Como todo grande filme, De crápula a herói nos faz pensar em outras obras que vieram antes ou depois. Seu argumento lembra indiretamente o “Tema do traidor e do herói”, conto de Jorge Luis Borges que Bernardo Bertolucci transformaria anos depois no filme A estratégia da aranha (1970) – traidor e herói sendo papéis quase intercambiáveis de acordo com as reviravoltas da história.
As reiteradas tentativas de Grimaldi de passar adiante uma safira falsa como se fosse verdadeira remetem, por sua vez, a O dinheiro (1983), o último filme de Robert Bresson, em que acompanhamos a circulação de uma nota de quinhentos francos de mão em mão. O percurso de Grimaldi e sua joia fajuta ilumina situações vividas por italianos das mais diversas classes sociais naquele momento de crise.
Crônica social, drama histórico, suspense político, alegoria moral: De crápula a herói é tudo isso ao mesmo tempo. Um de seus encantos, certamente não o menor, é haver juntado os dois grandes nomes do neorrealismo italiano, Rossellini e De Sica. O Leão de Ouro no festival de Veneza veio, de certo modo, premiar a ambos e ao movimento que deram ao mundo.
Ennio Morricone
Ennio Morricone, que morreu no último dia 6, aos 91 anos, tinha motivos para se aborrecer quando o definiam como “autor da música dos filmes de Sergio Leone”. Afinal, ele compôs mais de quinhentas trilhas para obras de diretores como Pasolini, Bertolucci, Polanski, Zurlini, Pontecorvo, De Palma, Malick e Tarantino, entre muitos outros, em todos os gêneros imagináveis.
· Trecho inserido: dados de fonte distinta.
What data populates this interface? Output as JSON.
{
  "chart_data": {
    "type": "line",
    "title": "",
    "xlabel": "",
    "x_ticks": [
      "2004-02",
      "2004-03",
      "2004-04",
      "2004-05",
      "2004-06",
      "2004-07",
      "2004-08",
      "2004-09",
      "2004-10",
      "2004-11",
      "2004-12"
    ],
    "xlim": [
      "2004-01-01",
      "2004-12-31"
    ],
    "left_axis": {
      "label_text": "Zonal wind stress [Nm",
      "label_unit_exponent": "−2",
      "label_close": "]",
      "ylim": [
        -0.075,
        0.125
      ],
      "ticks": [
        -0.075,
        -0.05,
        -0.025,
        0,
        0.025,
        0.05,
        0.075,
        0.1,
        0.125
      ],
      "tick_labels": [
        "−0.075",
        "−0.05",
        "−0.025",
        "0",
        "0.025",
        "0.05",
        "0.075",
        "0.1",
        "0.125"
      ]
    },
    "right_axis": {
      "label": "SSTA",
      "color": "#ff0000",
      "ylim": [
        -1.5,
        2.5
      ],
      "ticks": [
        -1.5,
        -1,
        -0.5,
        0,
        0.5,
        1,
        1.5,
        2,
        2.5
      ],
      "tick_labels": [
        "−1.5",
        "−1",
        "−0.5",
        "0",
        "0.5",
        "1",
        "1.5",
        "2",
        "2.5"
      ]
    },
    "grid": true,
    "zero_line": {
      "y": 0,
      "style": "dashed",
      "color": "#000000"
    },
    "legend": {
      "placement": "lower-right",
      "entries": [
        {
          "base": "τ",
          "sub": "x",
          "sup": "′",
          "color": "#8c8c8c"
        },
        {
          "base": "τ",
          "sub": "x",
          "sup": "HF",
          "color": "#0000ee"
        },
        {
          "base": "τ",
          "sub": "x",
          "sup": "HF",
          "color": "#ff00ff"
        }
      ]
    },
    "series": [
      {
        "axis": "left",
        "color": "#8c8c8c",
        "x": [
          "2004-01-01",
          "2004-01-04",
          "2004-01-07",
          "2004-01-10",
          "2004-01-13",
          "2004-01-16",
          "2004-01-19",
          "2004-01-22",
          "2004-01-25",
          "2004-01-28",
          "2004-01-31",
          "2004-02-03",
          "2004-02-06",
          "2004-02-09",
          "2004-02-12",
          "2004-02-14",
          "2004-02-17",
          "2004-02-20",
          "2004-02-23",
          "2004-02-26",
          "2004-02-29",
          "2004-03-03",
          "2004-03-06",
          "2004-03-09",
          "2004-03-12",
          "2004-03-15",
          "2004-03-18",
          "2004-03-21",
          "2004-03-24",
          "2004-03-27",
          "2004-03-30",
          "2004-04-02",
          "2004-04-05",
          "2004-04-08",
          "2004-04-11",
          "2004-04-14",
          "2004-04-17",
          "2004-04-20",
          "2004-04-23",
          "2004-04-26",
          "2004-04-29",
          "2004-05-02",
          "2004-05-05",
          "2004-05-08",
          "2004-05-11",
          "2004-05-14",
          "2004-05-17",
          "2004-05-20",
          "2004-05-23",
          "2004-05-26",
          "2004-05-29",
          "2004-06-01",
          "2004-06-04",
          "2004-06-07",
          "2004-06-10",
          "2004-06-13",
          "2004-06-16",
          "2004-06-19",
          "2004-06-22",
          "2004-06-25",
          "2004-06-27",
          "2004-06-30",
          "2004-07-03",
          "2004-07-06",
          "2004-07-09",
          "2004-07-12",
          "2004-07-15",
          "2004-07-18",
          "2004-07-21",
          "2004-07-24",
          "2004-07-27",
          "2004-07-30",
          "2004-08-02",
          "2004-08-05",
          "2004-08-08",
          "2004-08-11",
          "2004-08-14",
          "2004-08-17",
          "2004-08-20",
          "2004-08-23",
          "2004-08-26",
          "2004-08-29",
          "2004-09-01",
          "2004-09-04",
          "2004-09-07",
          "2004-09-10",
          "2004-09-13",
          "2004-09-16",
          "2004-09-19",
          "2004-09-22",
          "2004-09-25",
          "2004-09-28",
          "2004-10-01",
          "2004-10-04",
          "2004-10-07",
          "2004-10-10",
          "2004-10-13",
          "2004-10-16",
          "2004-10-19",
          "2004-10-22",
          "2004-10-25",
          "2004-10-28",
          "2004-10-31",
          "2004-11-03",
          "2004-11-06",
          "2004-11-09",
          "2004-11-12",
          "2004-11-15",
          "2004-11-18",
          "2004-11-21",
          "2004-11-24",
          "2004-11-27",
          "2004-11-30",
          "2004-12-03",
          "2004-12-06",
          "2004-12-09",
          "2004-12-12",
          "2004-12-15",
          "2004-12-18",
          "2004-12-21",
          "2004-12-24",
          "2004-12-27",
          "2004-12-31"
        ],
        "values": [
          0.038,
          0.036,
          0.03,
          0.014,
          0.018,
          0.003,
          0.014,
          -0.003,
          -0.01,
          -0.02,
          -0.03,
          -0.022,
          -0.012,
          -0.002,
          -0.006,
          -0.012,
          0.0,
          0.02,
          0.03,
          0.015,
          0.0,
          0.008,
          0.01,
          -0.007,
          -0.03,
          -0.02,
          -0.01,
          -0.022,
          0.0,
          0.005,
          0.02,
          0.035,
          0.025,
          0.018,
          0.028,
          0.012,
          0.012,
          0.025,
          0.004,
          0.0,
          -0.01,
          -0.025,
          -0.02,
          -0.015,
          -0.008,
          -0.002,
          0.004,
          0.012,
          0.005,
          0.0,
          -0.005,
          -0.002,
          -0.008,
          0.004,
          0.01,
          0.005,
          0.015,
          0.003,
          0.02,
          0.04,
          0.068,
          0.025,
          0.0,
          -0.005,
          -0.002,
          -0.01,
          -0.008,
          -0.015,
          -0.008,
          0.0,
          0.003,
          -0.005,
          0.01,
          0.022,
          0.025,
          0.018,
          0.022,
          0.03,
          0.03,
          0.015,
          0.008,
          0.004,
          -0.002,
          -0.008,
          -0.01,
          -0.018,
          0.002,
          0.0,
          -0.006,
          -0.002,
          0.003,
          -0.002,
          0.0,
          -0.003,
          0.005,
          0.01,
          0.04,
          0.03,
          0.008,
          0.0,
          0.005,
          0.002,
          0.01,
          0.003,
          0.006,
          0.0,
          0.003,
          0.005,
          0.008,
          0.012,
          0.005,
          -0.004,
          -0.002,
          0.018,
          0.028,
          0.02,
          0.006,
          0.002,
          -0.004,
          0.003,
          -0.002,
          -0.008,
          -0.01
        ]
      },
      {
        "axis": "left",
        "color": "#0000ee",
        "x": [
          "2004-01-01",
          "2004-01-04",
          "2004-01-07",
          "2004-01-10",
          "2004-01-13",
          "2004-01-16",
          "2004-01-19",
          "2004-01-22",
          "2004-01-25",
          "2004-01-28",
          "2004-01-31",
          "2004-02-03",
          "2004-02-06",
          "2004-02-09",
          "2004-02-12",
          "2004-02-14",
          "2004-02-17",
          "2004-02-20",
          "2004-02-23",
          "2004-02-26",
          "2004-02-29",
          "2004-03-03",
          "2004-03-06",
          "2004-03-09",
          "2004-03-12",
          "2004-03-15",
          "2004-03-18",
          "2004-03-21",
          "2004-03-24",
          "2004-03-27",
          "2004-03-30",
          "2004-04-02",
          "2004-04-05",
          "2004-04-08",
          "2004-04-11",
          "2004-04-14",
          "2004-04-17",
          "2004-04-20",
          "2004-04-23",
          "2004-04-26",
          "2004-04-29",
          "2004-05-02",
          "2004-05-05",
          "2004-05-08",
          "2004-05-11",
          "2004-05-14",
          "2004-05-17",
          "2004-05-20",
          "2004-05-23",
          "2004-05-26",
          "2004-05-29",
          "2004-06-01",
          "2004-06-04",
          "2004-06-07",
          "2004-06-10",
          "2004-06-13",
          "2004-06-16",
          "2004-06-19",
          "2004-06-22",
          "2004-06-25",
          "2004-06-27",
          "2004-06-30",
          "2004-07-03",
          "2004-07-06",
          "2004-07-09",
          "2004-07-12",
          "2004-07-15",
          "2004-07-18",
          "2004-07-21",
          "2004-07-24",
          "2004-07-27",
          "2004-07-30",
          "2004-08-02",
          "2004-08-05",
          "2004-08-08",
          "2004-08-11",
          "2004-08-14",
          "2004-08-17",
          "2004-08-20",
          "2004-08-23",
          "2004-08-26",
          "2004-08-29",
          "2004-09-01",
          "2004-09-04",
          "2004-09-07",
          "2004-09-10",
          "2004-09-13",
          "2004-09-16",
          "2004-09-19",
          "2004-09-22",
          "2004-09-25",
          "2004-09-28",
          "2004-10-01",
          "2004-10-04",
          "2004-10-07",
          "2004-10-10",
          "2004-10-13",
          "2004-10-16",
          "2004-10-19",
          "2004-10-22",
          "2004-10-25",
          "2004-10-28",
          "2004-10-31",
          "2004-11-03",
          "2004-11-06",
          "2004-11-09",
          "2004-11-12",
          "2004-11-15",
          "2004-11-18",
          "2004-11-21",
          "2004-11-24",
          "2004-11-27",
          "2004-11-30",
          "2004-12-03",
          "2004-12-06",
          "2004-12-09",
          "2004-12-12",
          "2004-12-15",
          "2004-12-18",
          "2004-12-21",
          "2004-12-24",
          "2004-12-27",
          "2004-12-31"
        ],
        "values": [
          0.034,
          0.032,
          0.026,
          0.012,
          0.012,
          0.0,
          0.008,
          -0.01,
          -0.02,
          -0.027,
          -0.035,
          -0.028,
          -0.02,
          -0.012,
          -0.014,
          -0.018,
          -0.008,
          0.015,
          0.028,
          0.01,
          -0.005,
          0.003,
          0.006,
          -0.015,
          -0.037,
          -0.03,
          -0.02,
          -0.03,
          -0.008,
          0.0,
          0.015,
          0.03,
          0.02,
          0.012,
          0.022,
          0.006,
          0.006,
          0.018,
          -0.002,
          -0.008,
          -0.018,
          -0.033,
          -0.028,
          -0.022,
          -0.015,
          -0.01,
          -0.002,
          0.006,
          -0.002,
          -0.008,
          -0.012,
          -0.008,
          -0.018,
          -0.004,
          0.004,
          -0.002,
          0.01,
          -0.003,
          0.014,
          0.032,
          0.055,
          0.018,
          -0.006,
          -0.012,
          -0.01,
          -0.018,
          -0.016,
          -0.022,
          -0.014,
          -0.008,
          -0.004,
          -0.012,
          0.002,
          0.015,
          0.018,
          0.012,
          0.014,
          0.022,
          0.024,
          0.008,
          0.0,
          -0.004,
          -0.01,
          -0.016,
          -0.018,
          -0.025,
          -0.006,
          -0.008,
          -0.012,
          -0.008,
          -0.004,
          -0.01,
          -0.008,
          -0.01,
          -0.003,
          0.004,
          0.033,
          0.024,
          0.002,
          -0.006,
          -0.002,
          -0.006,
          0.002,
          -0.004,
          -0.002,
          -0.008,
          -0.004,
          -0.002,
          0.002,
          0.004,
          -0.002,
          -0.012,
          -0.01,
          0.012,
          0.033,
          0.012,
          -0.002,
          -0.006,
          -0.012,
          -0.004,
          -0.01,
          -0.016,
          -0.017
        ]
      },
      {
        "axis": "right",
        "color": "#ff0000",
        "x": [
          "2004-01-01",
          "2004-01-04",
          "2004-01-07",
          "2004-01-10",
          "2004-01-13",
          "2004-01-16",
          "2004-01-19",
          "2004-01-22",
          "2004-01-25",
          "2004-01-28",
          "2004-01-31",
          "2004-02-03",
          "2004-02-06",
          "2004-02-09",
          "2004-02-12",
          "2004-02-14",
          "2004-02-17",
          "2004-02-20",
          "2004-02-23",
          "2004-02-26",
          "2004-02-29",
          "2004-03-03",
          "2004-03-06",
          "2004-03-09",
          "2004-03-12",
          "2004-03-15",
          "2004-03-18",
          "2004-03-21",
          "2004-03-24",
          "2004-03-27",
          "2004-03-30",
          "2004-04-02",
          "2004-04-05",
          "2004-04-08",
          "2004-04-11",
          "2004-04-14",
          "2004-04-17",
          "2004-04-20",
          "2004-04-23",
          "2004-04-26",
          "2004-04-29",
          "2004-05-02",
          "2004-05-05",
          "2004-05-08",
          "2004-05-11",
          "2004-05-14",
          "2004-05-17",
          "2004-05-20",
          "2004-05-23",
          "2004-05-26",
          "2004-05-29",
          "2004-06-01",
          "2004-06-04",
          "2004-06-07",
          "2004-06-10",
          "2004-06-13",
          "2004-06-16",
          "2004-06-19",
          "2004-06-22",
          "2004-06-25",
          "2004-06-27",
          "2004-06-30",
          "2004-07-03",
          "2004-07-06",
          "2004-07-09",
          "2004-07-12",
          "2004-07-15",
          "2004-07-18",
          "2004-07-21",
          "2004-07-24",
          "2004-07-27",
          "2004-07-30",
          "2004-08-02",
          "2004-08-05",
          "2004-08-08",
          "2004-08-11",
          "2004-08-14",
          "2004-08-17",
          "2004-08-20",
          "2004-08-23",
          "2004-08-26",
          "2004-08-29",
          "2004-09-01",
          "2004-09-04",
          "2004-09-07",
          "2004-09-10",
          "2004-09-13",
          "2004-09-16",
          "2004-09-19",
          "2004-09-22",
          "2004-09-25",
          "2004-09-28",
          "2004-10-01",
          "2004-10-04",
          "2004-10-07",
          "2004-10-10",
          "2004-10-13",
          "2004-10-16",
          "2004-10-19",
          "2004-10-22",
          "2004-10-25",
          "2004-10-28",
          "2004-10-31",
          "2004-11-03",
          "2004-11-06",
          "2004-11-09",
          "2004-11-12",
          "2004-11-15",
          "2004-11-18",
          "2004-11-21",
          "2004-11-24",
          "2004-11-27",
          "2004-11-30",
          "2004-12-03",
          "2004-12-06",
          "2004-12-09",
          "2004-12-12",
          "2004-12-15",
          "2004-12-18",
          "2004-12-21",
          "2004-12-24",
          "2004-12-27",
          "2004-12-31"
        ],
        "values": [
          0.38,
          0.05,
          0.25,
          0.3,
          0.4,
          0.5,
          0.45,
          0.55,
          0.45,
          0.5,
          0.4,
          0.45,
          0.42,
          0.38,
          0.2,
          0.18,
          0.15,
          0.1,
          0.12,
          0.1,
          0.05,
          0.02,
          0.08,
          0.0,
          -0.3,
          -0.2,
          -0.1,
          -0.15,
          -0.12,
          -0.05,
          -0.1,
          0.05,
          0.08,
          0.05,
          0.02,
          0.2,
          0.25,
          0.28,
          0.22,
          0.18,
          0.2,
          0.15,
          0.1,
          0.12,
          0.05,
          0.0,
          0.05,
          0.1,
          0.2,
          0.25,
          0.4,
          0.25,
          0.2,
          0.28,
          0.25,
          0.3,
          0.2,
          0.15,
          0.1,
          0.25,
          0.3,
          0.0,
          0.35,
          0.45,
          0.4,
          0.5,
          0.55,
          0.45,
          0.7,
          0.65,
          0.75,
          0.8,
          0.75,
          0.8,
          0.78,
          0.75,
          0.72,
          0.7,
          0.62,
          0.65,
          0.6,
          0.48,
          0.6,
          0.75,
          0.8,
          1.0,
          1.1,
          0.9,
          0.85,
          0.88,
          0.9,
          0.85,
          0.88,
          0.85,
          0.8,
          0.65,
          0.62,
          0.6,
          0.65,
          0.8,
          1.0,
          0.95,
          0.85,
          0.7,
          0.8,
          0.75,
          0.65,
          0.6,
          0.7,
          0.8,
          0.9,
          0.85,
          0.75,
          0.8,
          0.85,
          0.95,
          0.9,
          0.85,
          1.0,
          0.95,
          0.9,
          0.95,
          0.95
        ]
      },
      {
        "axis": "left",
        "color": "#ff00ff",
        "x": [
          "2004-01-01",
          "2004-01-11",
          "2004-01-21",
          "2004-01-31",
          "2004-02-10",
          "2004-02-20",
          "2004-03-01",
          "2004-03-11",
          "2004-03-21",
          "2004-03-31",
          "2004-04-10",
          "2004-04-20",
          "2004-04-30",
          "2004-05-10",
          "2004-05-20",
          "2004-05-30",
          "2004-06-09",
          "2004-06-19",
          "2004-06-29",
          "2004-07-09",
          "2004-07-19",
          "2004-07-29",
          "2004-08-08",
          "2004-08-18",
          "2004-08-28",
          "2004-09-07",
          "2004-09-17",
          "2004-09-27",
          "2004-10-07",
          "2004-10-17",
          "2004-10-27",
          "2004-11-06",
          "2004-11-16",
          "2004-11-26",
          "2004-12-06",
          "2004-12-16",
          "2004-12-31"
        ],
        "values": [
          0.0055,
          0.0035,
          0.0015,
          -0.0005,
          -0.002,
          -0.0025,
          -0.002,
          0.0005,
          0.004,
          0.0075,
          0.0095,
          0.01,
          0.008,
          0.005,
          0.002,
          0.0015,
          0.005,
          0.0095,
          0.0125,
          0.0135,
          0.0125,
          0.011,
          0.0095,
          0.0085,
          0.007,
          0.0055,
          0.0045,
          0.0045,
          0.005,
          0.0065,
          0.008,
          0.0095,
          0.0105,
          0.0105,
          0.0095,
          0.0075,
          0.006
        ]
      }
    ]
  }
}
Mas o fato é que o encontro de sua música exuberante, calorosa e inventiva com o cinema épico-operístico de Leone resultou num casamento tão perfeito quanto os das duplas Fellini-Nino Rota e Hitchcock-Bernard Herrmann.
Um dos pontos mais luminosos dessa interação é o magnífico duelo final de Era uma vez no oeste (1968), entre os personagens de Henry Fonda e Charles Bronson. Se o cinema, como dizia Abel Gance, é a música da luz, às vezes a música chega a ser a luz do cinema.
https://www.youtube.com/watch?v=MsMLaFZEIqE
Uma curiosidade: Ennio Morricone fez os arranjos para o disco italiano de Chico Buarque em 1970, quando o compositor estava exilado na Itália. O título do álbum, Per un pugno di samba, remete a uma obra-prima do faroeste italiano, Por um punhado de dólares, realizada em 1964 por Sergio Leone e musicada, claro, por Morricone.